HOW WIND AND SOLAR WILL BLOW UP THE POWER MARKETS—GreenTech Media’s Bentham Paulos: “Many people are asking how much of our power we can get from wind and solar. With ongoing double-digit growth rates, optimists are starting to get very excited. Pessimists are looking for flaws in the argument. And pragmatists are making plans for accommodating wind and solar in the power mix. Firmly in the optimist camp is Mark Jacobson, the Stanford professor who has been modeling a ‘wind-water-sun’ system to see what it would take to run states and countries on just those three resources. In the pessimist camp would certainly be some big players in the fossil industry, including ExxonMobil CEO Rex Tillerson, who recently told shareholders that the company isn’t getting into renewables because ‘we choose not to lose money on purpose.’”

SHADE BALLS, THE MOVIE: Twitter was agog with the news of California’s latest weapon in a harrowing drought: shade balls. These are large plastic balls dumped by the truckload into California reservoirs that prevent the sun from causing harmful chemical reactions with chlorine and bromide. They also prevent evaporation. This video courtesy of Vox’s Brad Plumer.

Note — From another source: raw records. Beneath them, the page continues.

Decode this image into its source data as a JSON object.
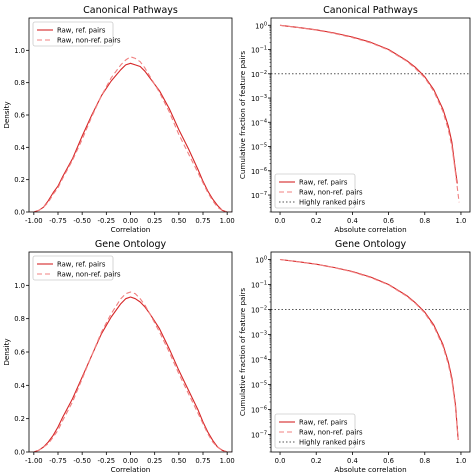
{
  "chart_data": [
    {
      "type": "line",
      "title": "Canonical Pathways",
      "xlabel": "Correlation",
      "ylabel": "Density",
      "xlim": [
        -1.05,
        1.05
      ],
      "ylim": [
        0,
        1.2
      ],
      "xticks": [
        "-1.00",
        "-0.75",
        "-0.50",
        "-0.25",
        "0.00",
        "0.25",
        "0.50",
        "0.75",
        "1.00"
      ],
      "xtick_values": [
        -1.0,
        -0.75,
        -0.5,
        -0.25,
        0.0,
        0.25,
        0.5,
        0.75,
        1.0
      ],
      "yticks": [
        "0.0",
        "0.2",
        "0.4",
        "0.6",
        "0.8",
        "1.0"
      ],
      "ytick_values": [
        0,
        0.2,
        0.4,
        0.6,
        0.8,
        1.0
      ],
      "legend": "top-left",
      "series": [
        {
          "name": "Raw, ref. pairs",
          "color": "#d62728",
          "style": "solid",
          "x": [
            -1.05,
            -1.0,
            -0.95,
            -0.9,
            -0.85,
            -0.8,
            -0.75,
            -0.7,
            -0.6,
            -0.5,
            -0.4,
            -0.3,
            -0.2,
            -0.1,
            -0.05,
            0.0,
            0.05,
            0.1,
            0.15,
            0.2,
            0.3,
            0.4,
            0.5,
            0.6,
            0.7,
            0.75,
            0.8,
            0.85,
            0.9,
            0.95,
            1.0,
            1.05
          ],
          "y": [
            0.0,
            0.0,
            0.01,
            0.03,
            0.07,
            0.12,
            0.16,
            0.22,
            0.33,
            0.47,
            0.6,
            0.72,
            0.81,
            0.88,
            0.91,
            0.92,
            0.91,
            0.9,
            0.87,
            0.83,
            0.75,
            0.64,
            0.51,
            0.39,
            0.26,
            0.19,
            0.13,
            0.08,
            0.04,
            0.01,
            0.0,
            0.0
          ]
        },
        {
          "name": "Raw, non-ref. pairs",
          "color": "#f08080",
          "style": "dashed",
          "x": [
            -1.05,
            -1.0,
            -0.95,
            -0.9,
            -0.85,
            -0.8,
            -0.75,
            -0.7,
            -0.6,
            -0.5,
            -0.4,
            -0.3,
            -0.2,
            -0.1,
            -0.05,
            0.0,
            0.05,
            0.1,
            0.15,
            0.2,
            0.3,
            0.4,
            0.5,
            0.6,
            0.7,
            0.75,
            0.8,
            0.85,
            0.9,
            0.95,
            1.0,
            1.05
          ],
          "y": [
            0.0,
            0.0,
            0.01,
            0.03,
            0.06,
            0.11,
            0.15,
            0.21,
            0.32,
            0.45,
            0.59,
            0.72,
            0.83,
            0.91,
            0.94,
            0.96,
            0.95,
            0.93,
            0.89,
            0.84,
            0.74,
            0.62,
            0.48,
            0.36,
            0.24,
            0.18,
            0.12,
            0.07,
            0.03,
            0.01,
            0.0,
            0.0
          ]
        }
      ]
    },
    {
      "type": "line",
      "title": "Canonical Pathways",
      "xlabel": "Absolute correlation",
      "ylabel": "Cumulative fraction of feature pairs",
      "xlim": [
        -0.05,
        1.05
      ],
      "y_scale": "log",
      "ylim_exponents": [
        -7.7,
        0.3
      ],
      "xticks": [
        "0.0",
        "0.2",
        "0.4",
        "0.6",
        "0.8",
        "1.0"
      ],
      "xtick_values": [
        0,
        0.2,
        0.4,
        0.6,
        0.8,
        1.0
      ],
      "ytick_exponents": [
        0,
        -1,
        -2,
        -3,
        -4,
        -5,
        -6,
        -7
      ],
      "ytick_base": "10",
      "legend": "bottom-left",
      "hline": {
        "name": "Highly ranked pairs",
        "y": 0.01,
        "color": "#555555",
        "style": "dotted"
      },
      "series": [
        {
          "name": "Raw, ref. pairs",
          "color": "#d62728",
          "style": "solid",
          "x": [
            0,
            0.1,
            0.2,
            0.3,
            0.4,
            0.5,
            0.6,
            0.7,
            0.75,
            0.8,
            0.85,
            0.9,
            0.93,
            0.95,
            0.97,
            0.98
          ],
          "y": [
            1.0,
            0.82,
            0.65,
            0.48,
            0.33,
            0.2,
            0.1,
            0.035,
            0.018,
            0.0075,
            0.0022,
            0.00035,
            7e-05,
            1.5e-05,
            1e-06,
            3e-07
          ]
        },
        {
          "name": "Raw, non-ref. pairs",
          "color": "#f08080",
          "style": "dashed",
          "x": [
            0,
            0.1,
            0.2,
            0.3,
            0.4,
            0.5,
            0.6,
            0.7,
            0.75,
            0.8,
            0.85,
            0.9,
            0.93,
            0.95,
            0.97,
            0.99
          ],
          "y": [
            1.0,
            0.81,
            0.63,
            0.46,
            0.31,
            0.19,
            0.095,
            0.033,
            0.016,
            0.0068,
            0.0019,
            0.00028,
            5e-05,
            1e-05,
            8e-07,
            5e-08
          ]
        }
      ]
    },
    {
      "type": "line",
      "title": "Gene Ontology",
      "xlabel": "Correlation",
      "ylabel": "Density",
      "xlim": [
        -1.05,
        1.05
      ],
      "ylim": [
        0,
        1.2
      ],
      "xticks": [
        "-1.00",
        "-0.75",
        "-0.50",
        "-0.25",
        "0.00",
        "0.25",
        "0.50",
        "0.75",
        "1.00"
      ],
      "xtick_values": [
        -1.0,
        -0.75,
        -0.5,
        -0.25,
        0.0,
        0.25,
        0.5,
        0.75,
        1.0
      ],
      "yticks": [
        "0.0",
        "0.2",
        "0.4",
        "0.6",
        "0.8",
        "1.0"
      ],
      "ytick_values": [
        0,
        0.2,
        0.4,
        0.6,
        0.8,
        1.0
      ],
      "legend": "top-left",
      "series": [
        {
          "name": "Raw, ref. pairs",
          "color": "#d62728",
          "style": "solid",
          "x": [
            -1.05,
            -1.0,
            -0.95,
            -0.9,
            -0.85,
            -0.8,
            -0.75,
            -0.7,
            -0.6,
            -0.5,
            -0.4,
            -0.3,
            -0.2,
            -0.1,
            -0.05,
            0.0,
            0.05,
            0.1,
            0.15,
            0.2,
            0.3,
            0.4,
            0.5,
            0.6,
            0.7,
            0.75,
            0.8,
            0.85,
            0.9,
            0.95,
            1.0,
            1.05
          ],
          "y": [
            0.0,
            0.0,
            0.01,
            0.03,
            0.06,
            0.1,
            0.15,
            0.21,
            0.32,
            0.45,
            0.58,
            0.71,
            0.81,
            0.89,
            0.92,
            0.93,
            0.92,
            0.9,
            0.87,
            0.83,
            0.74,
            0.62,
            0.49,
            0.37,
            0.25,
            0.18,
            0.12,
            0.07,
            0.03,
            0.01,
            0.0,
            0.0
          ]
        },
        {
          "name": "Raw, non-ref. pairs",
          "color": "#f08080",
          "style": "dashed",
          "x": [
            -1.05,
            -1.0,
            -0.95,
            -0.9,
            -0.85,
            -0.8,
            -0.75,
            -0.7,
            -0.6,
            -0.5,
            -0.4,
            -0.3,
            -0.2,
            -0.1,
            -0.05,
            0.0,
            0.05,
            0.1,
            0.15,
            0.2,
            0.3,
            0.4,
            0.5,
            0.6,
            0.7,
            0.75,
            0.8,
            0.85,
            0.9,
            0.95,
            1.0,
            1.05
          ],
          "y": [
            0.0,
            0.0,
            0.01,
            0.03,
            0.05,
            0.09,
            0.13,
            0.19,
            0.3,
            0.44,
            0.58,
            0.72,
            0.83,
            0.92,
            0.95,
            0.96,
            0.95,
            0.92,
            0.88,
            0.83,
            0.72,
            0.6,
            0.47,
            0.35,
            0.23,
            0.17,
            0.11,
            0.06,
            0.03,
            0.01,
            0.0,
            0.0
          ]
        }
      ]
    },
    {
      "type": "line",
      "title": "Gene Ontology",
      "xlabel": "Absolute correlation",
      "ylabel": "Cumulative fraction of feature pairs",
      "xlim": [
        -0.05,
        1.05
      ],
      "y_scale": "log",
      "ylim_exponents": [
        -7.7,
        0.3
      ],
      "xticks": [
        "0.0",
        "0.2",
        "0.4",
        "0.6",
        "0.8",
        "1.0"
      ],
      "xtick_values": [
        0,
        0.2,
        0.4,
        0.6,
        0.8,
        1.0
      ],
      "ytick_exponents": [
        0,
        -1,
        -2,
        -3,
        -4,
        -5,
        -6,
        -7
      ],
      "ytick_base": "10",
      "legend": "bottom-left",
      "hline": {
        "name": "Highly ranked pairs",
        "y": 0.01,
        "color": "#555555",
        "style": "dotted"
      },
      "series": [
        {
          "name": "Raw, ref. pairs",
          "color": "#d62728",
          "style": "solid",
          "x": [
            0,
            0.1,
            0.2,
            0.3,
            0.4,
            0.5,
            0.6,
            0.7,
            0.75,
            0.8,
            0.85,
            0.9,
            0.93,
            0.95,
            0.97,
            0.985
          ],
          "y": [
            1.0,
            0.82,
            0.65,
            0.48,
            0.33,
            0.2,
            0.1,
            0.036,
            0.018,
            0.0078,
            0.0024,
            0.0004,
            8e-05,
            1.8e-05,
            1.5e-06,
            6e-08
          ]
        },
        {
          "name": "Raw, non-ref. pairs",
          "color": "#f08080",
          "style": "dashed",
          "x": [
            0,
            0.1,
            0.2,
            0.3,
            0.4,
            0.5,
            0.6,
            0.7,
            0.75,
            0.8,
            0.85,
            0.9,
            0.93,
            0.95,
            0.97,
            0.985
          ],
          "y": [
            1.0,
            0.81,
            0.64,
            0.47,
            0.32,
            0.19,
            0.096,
            0.034,
            0.017,
            0.0072,
            0.0021,
            0.00034,
            6.5e-05,
            1.4e-05,
            1.2e-06,
            6e-08
          ]
        }
      ]
    }
  ]
}
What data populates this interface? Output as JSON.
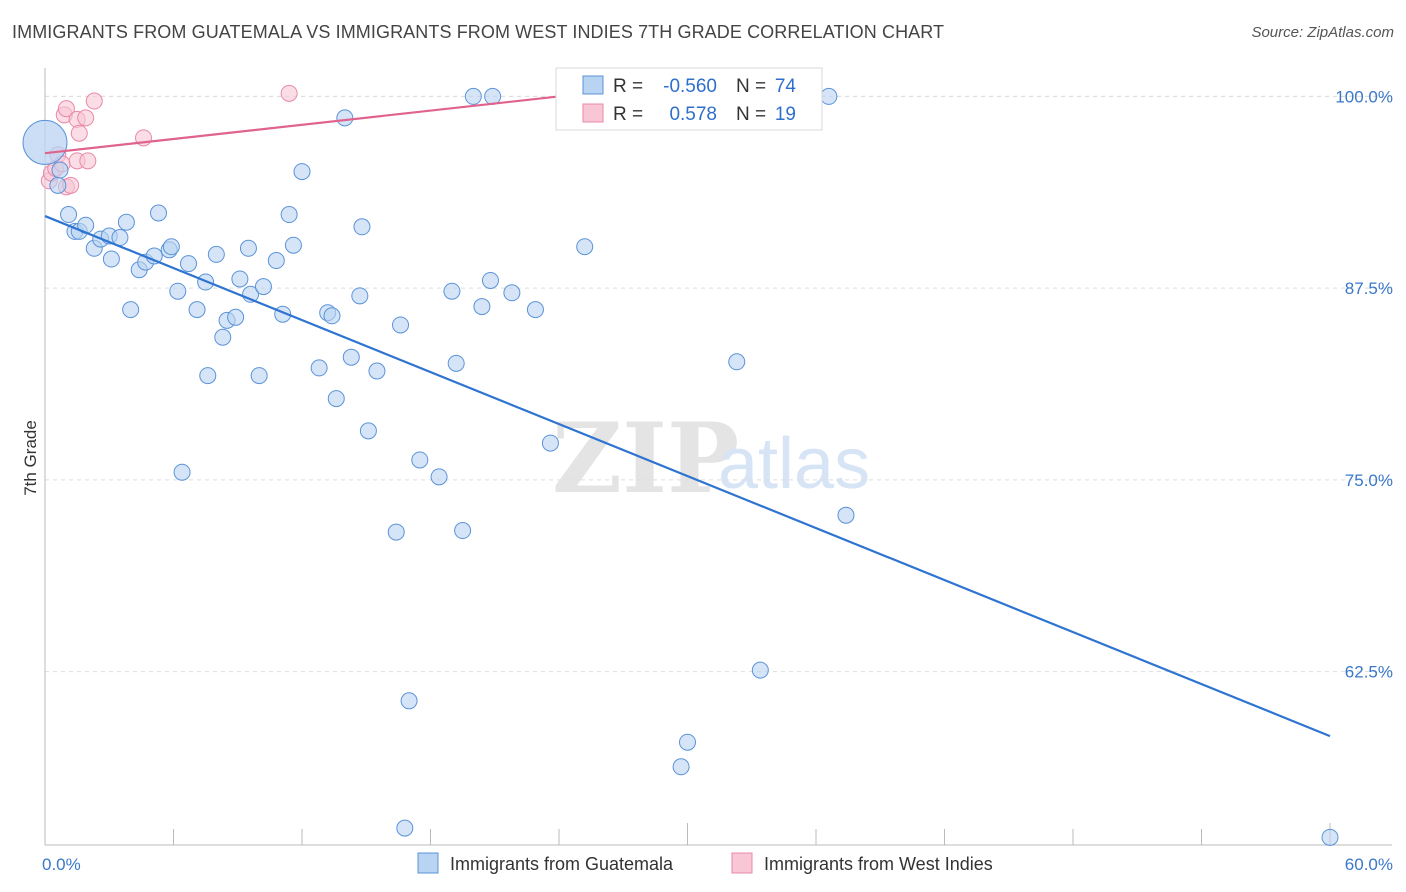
{
  "title": "IMMIGRANTS FROM GUATEMALA VS IMMIGRANTS FROM WEST INDIES 7TH GRADE CORRELATION CHART",
  "source": "Source: ZipAtlas.com",
  "watermark": {
    "zip": "ZIP",
    "atlas": "atlas"
  },
  "colors": {
    "blue_fill": "#b9d3f2",
    "blue_stroke": "#5b93d8",
    "blue_line": "#2f74d0",
    "pink_fill": "#f8c6d5",
    "pink_stroke": "#e889a8",
    "pink_line": "#e0628e",
    "tick_text": "#3a78c9",
    "grid": "#dddddd"
  },
  "legend_box": {
    "rows": [
      {
        "r_label": "R =",
        "r_value": "-0.560",
        "n_label": "N =",
        "n_value": "74",
        "color": "blue"
      },
      {
        "r_label": "R =",
        "r_value": "0.578",
        "n_label": "N =",
        "n_value": "19",
        "color": "pink"
      }
    ]
  },
  "chart_data": {
    "type": "scatter",
    "title": "IMMIGRANTS FROM GUATEMALA VS IMMIGRANTS FROM WEST INDIES 7TH GRADE CORRELATION CHART",
    "xlabel": "",
    "ylabel": "7th Grade",
    "xlim": [
      0,
      60
    ],
    "ylim": [
      51.2,
      101.2
    ],
    "x_tick_labels": [
      {
        "x": 0,
        "label": "0.0%"
      },
      {
        "x": 60,
        "label": "60.0%"
      }
    ],
    "y_tick_labels": [
      {
        "y": 100.0,
        "label": "100.0%"
      },
      {
        "y": 87.5,
        "label": "87.5%"
      },
      {
        "y": 75.0,
        "label": "75.0%"
      },
      {
        "y": 62.5,
        "label": "62.5%"
      }
    ],
    "grid": true,
    "legend_position": "bottom",
    "series": [
      {
        "name": "Immigrants from Guatemala",
        "color": "blue",
        "points": [
          [
            0.0,
            97.0
          ],
          [
            0.6,
            94.2
          ],
          [
            0.7,
            95.2
          ],
          [
            1.1,
            92.3
          ],
          [
            1.4,
            91.2
          ],
          [
            1.6,
            91.2
          ],
          [
            1.9,
            91.6
          ],
          [
            2.3,
            90.1
          ],
          [
            2.6,
            90.7
          ],
          [
            3.0,
            90.9
          ],
          [
            3.1,
            89.4
          ],
          [
            3.5,
            90.8
          ],
          [
            3.8,
            91.8
          ],
          [
            4.0,
            86.1
          ],
          [
            4.4,
            88.7
          ],
          [
            4.7,
            89.2
          ],
          [
            5.1,
            89.6
          ],
          [
            5.3,
            92.4
          ],
          [
            5.8,
            90.0
          ],
          [
            5.9,
            90.2
          ],
          [
            6.2,
            87.3
          ],
          [
            6.4,
            75.5
          ],
          [
            6.7,
            89.1
          ],
          [
            7.1,
            86.1
          ],
          [
            7.5,
            87.9
          ],
          [
            7.6,
            81.8
          ],
          [
            8.0,
            89.7
          ],
          [
            8.3,
            84.3
          ],
          [
            8.5,
            85.4
          ],
          [
            8.9,
            85.6
          ],
          [
            9.1,
            88.1
          ],
          [
            9.5,
            90.1
          ],
          [
            9.6,
            87.1
          ],
          [
            10.0,
            81.8
          ],
          [
            10.2,
            87.6
          ],
          [
            10.8,
            89.3
          ],
          [
            11.1,
            85.8
          ],
          [
            11.4,
            92.3
          ],
          [
            11.6,
            90.3
          ],
          [
            12.0,
            95.1
          ],
          [
            12.8,
            82.3
          ],
          [
            13.2,
            85.9
          ],
          [
            13.4,
            85.7
          ],
          [
            13.6,
            80.3
          ],
          [
            14.0,
            98.6
          ],
          [
            14.3,
            83.0
          ],
          [
            14.7,
            87.0
          ],
          [
            14.8,
            91.5
          ],
          [
            15.1,
            78.2
          ],
          [
            15.5,
            82.1
          ],
          [
            16.4,
            71.6
          ],
          [
            16.6,
            85.1
          ],
          [
            16.8,
            52.3
          ],
          [
            17.0,
            60.6
          ],
          [
            17.5,
            76.3
          ],
          [
            18.4,
            75.2
          ],
          [
            19.0,
            87.3
          ],
          [
            19.2,
            82.6
          ],
          [
            19.5,
            71.7
          ],
          [
            20.0,
            100.0
          ],
          [
            20.4,
            86.3
          ],
          [
            20.8,
            88.0
          ],
          [
            20.9,
            100.0
          ],
          [
            21.8,
            87.2
          ],
          [
            22.9,
            86.1
          ],
          [
            23.6,
            77.4
          ],
          [
            25.2,
            90.2
          ],
          [
            29.7,
            56.3
          ],
          [
            30.0,
            57.9
          ],
          [
            32.3,
            82.7
          ],
          [
            33.4,
            62.6
          ],
          [
            36.6,
            100.0
          ],
          [
            37.4,
            72.7
          ],
          [
            60.0,
            51.7
          ]
        ],
        "trend": {
          "x": [
            0,
            60
          ],
          "y": [
            92.2,
            58.3
          ]
        }
      },
      {
        "name": "Immigrants from West Indies",
        "color": "pink",
        "points": [
          [
            0.2,
            94.5
          ],
          [
            0.3,
            95.0
          ],
          [
            0.5,
            95.3
          ],
          [
            0.6,
            96.2
          ],
          [
            0.8,
            95.6
          ],
          [
            0.9,
            98.8
          ],
          [
            1.0,
            99.2
          ],
          [
            1.0,
            94.1
          ],
          [
            1.2,
            94.2
          ],
          [
            1.5,
            95.8
          ],
          [
            1.5,
            98.5
          ],
          [
            1.6,
            97.6
          ],
          [
            1.9,
            98.6
          ],
          [
            2.0,
            95.8
          ],
          [
            2.3,
            99.7
          ],
          [
            4.6,
            97.3
          ],
          [
            11.4,
            100.2
          ],
          [
            24.3,
            99.0
          ],
          [
            24.9,
            99.7
          ]
        ],
        "trend": {
          "x": [
            0,
            25.3
          ],
          "y": [
            96.3,
            100.2
          ]
        }
      }
    ]
  },
  "bottom_legend": [
    {
      "label": "Immigrants from Guatemala",
      "color": "blue"
    },
    {
      "label": "Immigrants from West Indies",
      "color": "pink"
    }
  ]
}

ADMITTEDLY GEEKY TWITTER SCIENCE JOKE OF THE DAY: From none other than Neil deGrasse Tyson. "A Geeky joke I'm compelled to share: In Chemistry class the cylinders know more than you do because they're already graduated."

LET IT FLOW: OPEC reached new highs in oil production as Iran puts the most crude on the market since 2012. Bloomberg reports OPEC “raised output by 100,700 barrels a day to 31.5 million last month, the group said in its monthly market report, citing external sources. This increase came even as Saudi Arabia, which often curbs output toward the end of peak summer demand, told OPEC it cut production by the most in almost a year.”


--Oil hits six-year low: China’s devaluation of the Yuan combined with renewed output from Iran and unrelenting output here conspired to give oil futures one of its worst days since the depths of the 2009 financial crisis, the Wall Street Journal reports.

“Light, sweet crude for September delivery fell $1.88, or 4.2%, to settle at $43.08 a barrel on the New York Mercantile Exchange. It was the largest one-day percentage loss in more than a month and sent U.S. oil to its lowest settlement since March 11, 2009, when the U.S. economy was still reeling from the financial crisis. Brent crude, the global benchmark, fell $1.23, or 2.4%, to $49.18 a barrel on ICE Futures Europe. It is within $3 of its six-year low set in January.”

--Natural gas did OK: Futures gained slightly, the Journal reports.

“The front-month September contract rallied in the afternoon, settling up 0.2 cent, or 0.1%, to $2.844 a million British thermal units on the New York Mercantile Exchange. Prices are still firmly locked into the 23-cent range in which they have settled for two months.”